The man turned on his heel and started whistling the old "Ça ira" of Revolution times through his teeth.

"Ça ira! Ça ira! Les aristos à la lanterne!"

His hand was already on the handle of the door, when he looked once more over his shoulder and said roughly:

"Your people are not going to leave me in the lurch, I suppose?"

"That is out of the question," replied Madame coldly.

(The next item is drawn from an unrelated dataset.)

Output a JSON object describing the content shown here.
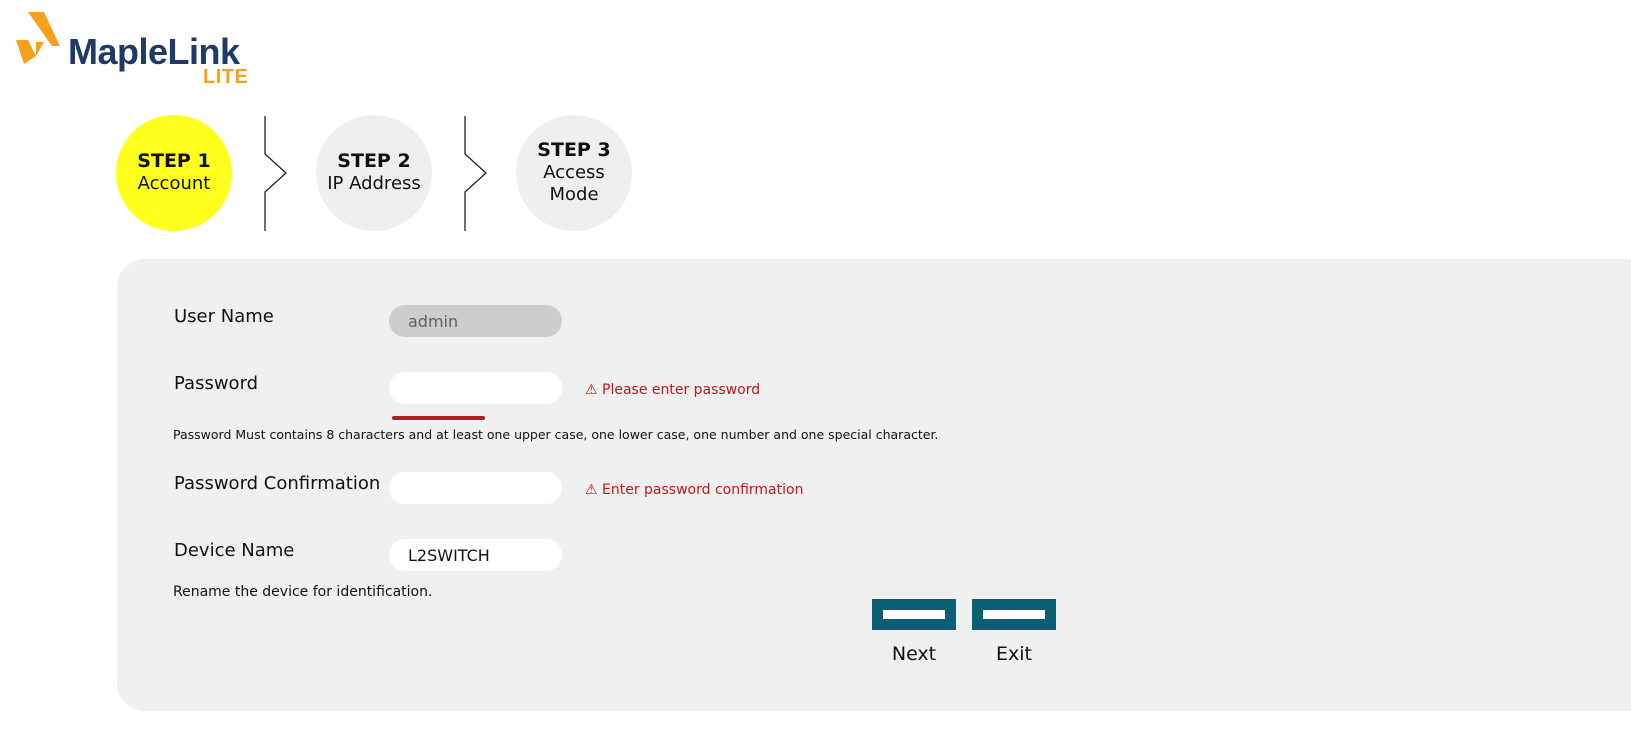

"Because you know, my good woman," he said, still over his shoulder, as he opened the door and stepped across the threshold, "if the Maréchal gives us trouble to-night and your people fail us afterwards, it will mean hanging for some of us."

He looked at Madame and nodded with studied insolence by way of farewell. But she seemed to have forgotten his presence already. She sat upright and stiff in the high-backed chair, the silk of her gown falling in rigid folds around her, the darkness of her attire relieved by a white scarf round her shoulders. Her face was set and pale beneath the hard line of her white hair dressed in the mode of the past generation, her eyes stared, unseeing, before her. Leroux laughed once more—it was the scornful laugh of a hardened criminal for what he termed a white-livered beginner. Once more he shrugged his shoulders, then with a final muttered imprecation he stalked out of the hall.